Despite how impressed I was with Magic, I walked away being equally as impressed with Pat Riley.  I knew very little about Pat Riley prior to this show and perhaps I still don't.  What I thought I knew, I never really liked.  The slicked back hair, the Lakers (not the Bulls), the Knicks (not the Bulls), the SHOWTIME, the flash, Yankee, etc.  I just never really liked the guy.  I always thought that his two best qualities were the fact that he was a Greek from The University of Kentucky.  After all, UK does produce great Greeks!  I was absolutely floored at the compassion, emotion and support that Riley showed Magic.  It is easy for us to sit back today and proclaim that we would do the same thing.  When you put it in the context of the day and time, it was pretty remarkable.  Coach Riley cried when he heard the news, openly hugged Magic when many people didn't want to literally touch someone with HIV, offered Magic a chance to play basketball with him at NY and didn't shun Magic the way many "friends" did.   Rarely have I been more proud of a UK graduate than I was with the way Pat Riley handled that situation.  Who knows what Riley's legacy will be?  It might be the fact that he was one of Rupp's Runts, the team that lost to Texas Western in 1966.  It might be the his 9 year NBA career.  Maybe the fact that he was 3 time NBA Coach of the Year, and 5 time NBA Champion.  It might be all of it.  It should be the class he showed to Magic Johnson.  That is a legacy we should all hope to obtain in our own lives, and the only part of Pat's legacy that we (with our limited basketball coaching/playing skills) might actually hope to obtain.

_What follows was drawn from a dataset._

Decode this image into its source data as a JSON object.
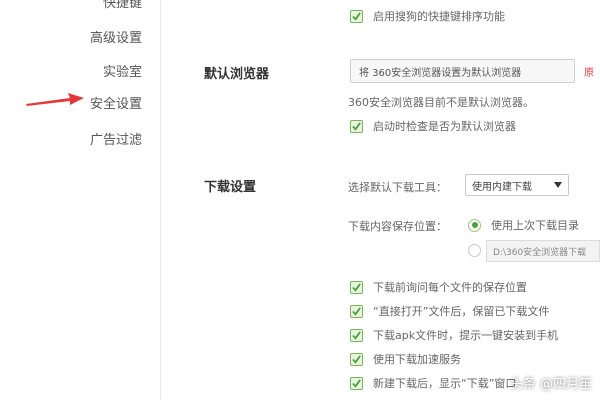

ESPN does a lot of great shows when it comes to their 30 for 30 series.  Please take 90 minutes to watch this program.  It probably won't change you're life forever, but I think it will make it better.

UPDATE: Magic now owns part of the Dodgers.  Congrats Magic.

1 comment:

  1. We saw it. Great show. Well worth watching, and I too was very impressed with Pat Riley. I'm glad that you were impressed and that you can express so well what I was thinking. AIDS is something that is all but forgotten these days, and it should not be taken so lightly. I think that is why they did this program, and I am glad for it. But, the shoes . . .really!